[Info-vax] Changing SMTP server presented hostname in UCX
Paul Sture
nospam at sture.ch
Tue Sep 9 12:51:23 EDT 2014
On 2014-09-09, Bill Gunshannon <bill at server3.cs.scranton.edu> wrote:
> In article <lumsjt$if5$1 at dont-email.me>,
> Stephen Hoffman <seaohveh at hoffmanlabs.invalid> writes:
>>
>> IMO, hand-edited configuration text files aren't the way forward for
>> system and network configurations, either.
>
> I have heard this (and seen it done) from many corners but I certainly
> don't agree. Sometimes you just want to change something simple and
> having to redo the whole mess just seems like a lot of wasted time.
> And, when things go wrong and a human has to fix it it is a lot easier
> if they can actually see and understand what they are dealing with and
> not the way some config program is interpreting it. I would love to
> know just what the supposed advantage of binary configs over human
> readable ones is. Unless it is an attempt at obscuring data to protect
> ones job. Sometime abstraction is a good idea, but not always.
Memory, initialisation performance and Keep It Simple, Stupid.
Many moons ago we used the approach of intermediate binary files because
we didn't want the overheads (memory, runtime) of a text parser in
application startup. Separate utilities to turn text files into binary
files meant that the syntax checking was done in those, not by the runtime
app. Think of bytecode compilers for data structures alone, no code.

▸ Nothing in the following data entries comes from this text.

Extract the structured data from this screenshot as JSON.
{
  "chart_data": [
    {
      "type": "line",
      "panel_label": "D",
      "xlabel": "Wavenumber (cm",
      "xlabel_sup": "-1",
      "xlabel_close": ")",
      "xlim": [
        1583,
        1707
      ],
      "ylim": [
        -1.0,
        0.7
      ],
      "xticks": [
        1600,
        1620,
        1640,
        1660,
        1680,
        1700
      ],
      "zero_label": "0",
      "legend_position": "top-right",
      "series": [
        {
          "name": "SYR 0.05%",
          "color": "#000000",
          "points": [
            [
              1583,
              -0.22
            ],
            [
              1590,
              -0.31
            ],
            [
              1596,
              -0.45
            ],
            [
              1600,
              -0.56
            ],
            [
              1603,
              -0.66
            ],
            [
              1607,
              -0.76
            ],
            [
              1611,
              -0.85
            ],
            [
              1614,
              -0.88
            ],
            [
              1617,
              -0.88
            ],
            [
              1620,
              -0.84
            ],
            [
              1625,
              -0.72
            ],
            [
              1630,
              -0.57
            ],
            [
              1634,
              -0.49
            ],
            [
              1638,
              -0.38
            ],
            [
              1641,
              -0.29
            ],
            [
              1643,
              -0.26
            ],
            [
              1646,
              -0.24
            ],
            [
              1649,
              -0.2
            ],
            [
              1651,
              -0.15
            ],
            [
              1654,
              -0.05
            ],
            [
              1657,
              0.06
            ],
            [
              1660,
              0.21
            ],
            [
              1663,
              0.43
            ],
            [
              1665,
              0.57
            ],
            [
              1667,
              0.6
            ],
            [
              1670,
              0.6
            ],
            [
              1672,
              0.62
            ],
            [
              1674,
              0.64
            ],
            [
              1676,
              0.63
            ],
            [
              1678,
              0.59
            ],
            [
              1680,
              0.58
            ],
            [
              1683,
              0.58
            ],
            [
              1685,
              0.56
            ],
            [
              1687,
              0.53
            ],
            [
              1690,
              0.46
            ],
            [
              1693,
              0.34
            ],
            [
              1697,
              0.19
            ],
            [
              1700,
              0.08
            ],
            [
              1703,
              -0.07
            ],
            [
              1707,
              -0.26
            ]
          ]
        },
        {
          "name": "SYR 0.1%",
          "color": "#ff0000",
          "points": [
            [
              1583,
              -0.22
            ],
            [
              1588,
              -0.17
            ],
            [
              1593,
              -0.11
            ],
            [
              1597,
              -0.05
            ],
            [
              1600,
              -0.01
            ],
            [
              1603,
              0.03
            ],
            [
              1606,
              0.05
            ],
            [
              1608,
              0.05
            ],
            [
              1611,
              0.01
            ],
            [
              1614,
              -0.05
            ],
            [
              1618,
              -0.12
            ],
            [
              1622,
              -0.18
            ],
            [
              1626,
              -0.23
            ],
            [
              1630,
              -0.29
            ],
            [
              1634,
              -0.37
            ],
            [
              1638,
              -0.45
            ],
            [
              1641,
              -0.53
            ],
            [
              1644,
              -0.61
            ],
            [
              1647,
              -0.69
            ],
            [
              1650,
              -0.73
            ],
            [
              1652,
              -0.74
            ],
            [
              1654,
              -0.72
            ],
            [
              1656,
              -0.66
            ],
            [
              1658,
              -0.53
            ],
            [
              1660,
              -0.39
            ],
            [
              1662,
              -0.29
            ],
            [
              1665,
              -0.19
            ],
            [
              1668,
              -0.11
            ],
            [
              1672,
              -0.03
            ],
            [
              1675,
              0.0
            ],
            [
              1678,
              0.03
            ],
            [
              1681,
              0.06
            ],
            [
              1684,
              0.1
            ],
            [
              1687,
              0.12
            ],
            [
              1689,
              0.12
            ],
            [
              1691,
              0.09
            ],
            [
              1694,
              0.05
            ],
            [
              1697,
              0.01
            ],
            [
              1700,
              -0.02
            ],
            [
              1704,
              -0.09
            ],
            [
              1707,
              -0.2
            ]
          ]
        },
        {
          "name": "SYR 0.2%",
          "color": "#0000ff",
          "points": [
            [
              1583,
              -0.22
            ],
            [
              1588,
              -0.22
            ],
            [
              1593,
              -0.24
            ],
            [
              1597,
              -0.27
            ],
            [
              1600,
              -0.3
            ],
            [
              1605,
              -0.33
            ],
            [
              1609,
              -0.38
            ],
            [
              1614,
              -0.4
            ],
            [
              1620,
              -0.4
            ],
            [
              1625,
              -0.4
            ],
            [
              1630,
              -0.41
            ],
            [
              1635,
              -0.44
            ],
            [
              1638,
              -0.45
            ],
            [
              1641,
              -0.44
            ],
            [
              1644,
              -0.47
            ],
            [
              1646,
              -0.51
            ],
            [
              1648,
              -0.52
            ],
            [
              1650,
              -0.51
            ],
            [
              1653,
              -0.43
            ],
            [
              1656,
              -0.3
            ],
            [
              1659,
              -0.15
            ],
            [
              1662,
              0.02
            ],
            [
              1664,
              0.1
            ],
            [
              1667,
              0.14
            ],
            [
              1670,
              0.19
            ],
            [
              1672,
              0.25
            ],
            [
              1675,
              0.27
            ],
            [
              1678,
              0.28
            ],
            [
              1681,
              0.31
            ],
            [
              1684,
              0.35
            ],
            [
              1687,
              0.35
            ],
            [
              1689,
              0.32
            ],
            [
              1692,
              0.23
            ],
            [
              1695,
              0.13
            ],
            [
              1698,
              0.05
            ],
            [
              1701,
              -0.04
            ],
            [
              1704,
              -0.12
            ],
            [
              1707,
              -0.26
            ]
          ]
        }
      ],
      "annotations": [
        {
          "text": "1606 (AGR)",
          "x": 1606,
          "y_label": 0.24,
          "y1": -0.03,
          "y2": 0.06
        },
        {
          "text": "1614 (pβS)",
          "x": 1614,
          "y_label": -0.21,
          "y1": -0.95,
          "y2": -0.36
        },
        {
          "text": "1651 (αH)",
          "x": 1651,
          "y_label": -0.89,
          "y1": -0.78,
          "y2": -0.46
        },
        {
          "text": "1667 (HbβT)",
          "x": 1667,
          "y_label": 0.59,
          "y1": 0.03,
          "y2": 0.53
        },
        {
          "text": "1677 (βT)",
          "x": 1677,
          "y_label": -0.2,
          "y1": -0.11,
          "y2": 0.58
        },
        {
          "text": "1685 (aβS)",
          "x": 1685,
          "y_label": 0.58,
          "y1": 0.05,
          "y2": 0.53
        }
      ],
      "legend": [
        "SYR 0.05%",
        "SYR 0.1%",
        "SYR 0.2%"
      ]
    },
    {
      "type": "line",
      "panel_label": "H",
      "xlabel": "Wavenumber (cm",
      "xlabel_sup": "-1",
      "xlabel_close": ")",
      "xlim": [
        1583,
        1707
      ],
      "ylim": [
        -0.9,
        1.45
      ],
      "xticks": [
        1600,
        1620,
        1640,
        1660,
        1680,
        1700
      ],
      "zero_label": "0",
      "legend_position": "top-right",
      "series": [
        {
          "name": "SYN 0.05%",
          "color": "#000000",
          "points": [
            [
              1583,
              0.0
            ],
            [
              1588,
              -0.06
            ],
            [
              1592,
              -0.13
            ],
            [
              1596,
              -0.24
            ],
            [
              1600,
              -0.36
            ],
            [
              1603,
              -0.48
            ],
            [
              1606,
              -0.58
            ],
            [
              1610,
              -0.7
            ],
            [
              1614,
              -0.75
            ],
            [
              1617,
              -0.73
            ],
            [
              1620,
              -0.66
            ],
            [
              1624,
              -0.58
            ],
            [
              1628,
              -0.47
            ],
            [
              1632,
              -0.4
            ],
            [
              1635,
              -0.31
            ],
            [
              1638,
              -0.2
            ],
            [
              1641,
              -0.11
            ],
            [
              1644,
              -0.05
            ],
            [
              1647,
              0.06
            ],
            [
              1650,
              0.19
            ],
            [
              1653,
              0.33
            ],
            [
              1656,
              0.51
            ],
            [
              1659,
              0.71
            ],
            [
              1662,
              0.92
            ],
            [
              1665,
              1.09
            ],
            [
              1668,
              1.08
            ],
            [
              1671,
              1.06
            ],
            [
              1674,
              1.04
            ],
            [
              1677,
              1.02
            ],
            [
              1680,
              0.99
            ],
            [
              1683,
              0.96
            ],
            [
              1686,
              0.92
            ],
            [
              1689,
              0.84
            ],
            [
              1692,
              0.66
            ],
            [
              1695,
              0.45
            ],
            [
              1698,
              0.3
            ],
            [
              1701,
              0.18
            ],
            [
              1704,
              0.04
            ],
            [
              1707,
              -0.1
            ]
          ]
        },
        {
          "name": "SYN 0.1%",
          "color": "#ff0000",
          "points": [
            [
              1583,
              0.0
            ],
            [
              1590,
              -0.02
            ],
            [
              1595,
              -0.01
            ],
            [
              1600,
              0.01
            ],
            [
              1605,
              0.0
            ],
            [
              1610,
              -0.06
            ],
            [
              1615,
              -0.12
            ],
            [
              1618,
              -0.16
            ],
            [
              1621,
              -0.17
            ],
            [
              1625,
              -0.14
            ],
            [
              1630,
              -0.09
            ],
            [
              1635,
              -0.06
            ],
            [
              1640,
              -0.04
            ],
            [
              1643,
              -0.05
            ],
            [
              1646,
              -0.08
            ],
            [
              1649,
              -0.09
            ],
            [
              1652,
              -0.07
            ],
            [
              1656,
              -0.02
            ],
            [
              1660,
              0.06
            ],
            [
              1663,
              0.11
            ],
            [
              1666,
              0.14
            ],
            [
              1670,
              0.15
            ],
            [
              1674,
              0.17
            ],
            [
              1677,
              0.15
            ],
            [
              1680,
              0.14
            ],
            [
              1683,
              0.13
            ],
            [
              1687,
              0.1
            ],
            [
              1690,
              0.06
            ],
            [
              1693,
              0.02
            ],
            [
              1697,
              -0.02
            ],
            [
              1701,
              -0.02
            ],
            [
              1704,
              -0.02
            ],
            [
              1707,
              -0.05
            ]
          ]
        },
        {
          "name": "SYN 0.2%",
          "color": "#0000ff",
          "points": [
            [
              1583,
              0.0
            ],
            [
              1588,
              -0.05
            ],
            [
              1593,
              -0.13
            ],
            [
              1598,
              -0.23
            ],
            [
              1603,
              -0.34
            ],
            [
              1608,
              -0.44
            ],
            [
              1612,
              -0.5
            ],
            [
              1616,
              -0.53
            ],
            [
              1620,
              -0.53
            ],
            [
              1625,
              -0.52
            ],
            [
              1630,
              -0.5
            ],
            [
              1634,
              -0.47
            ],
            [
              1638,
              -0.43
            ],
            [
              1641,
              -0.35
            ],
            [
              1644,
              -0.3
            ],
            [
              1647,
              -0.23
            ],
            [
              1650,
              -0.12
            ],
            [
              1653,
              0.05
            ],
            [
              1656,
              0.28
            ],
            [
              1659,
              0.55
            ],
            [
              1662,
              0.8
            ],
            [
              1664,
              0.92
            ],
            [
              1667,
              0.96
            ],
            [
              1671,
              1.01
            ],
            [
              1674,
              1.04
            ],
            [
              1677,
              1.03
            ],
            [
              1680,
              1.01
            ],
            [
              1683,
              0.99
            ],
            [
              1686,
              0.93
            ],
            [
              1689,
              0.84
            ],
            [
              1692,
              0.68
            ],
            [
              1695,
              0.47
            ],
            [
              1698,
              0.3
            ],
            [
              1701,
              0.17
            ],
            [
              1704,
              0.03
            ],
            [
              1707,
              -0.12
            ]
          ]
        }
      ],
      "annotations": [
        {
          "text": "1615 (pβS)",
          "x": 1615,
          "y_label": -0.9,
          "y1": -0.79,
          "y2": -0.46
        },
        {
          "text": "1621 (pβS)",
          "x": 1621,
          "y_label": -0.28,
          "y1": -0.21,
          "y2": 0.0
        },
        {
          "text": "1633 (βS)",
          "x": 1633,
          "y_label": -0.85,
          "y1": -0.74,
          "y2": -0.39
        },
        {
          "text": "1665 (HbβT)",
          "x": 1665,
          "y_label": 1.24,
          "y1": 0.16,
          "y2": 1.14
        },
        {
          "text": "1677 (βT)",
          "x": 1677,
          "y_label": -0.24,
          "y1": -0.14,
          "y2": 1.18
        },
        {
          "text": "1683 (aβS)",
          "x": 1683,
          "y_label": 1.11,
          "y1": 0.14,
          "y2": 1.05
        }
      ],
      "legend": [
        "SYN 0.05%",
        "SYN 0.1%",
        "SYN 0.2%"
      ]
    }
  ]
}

>From the app's point of view, at startup the sizes of the various bits and
pieces represented by these binary files was worked out at compiler time
so it was a simply matter of allocating the various memory structures and
reading binary data straight into them. This was a definite win on
application startup times.
Remember that this was an era where there was a clear separation of duties
between operators and development staff. The idea of precompiling config
files suited this environment well.
--
Nothing says poor craftsmanship more than wrinkled duct tape.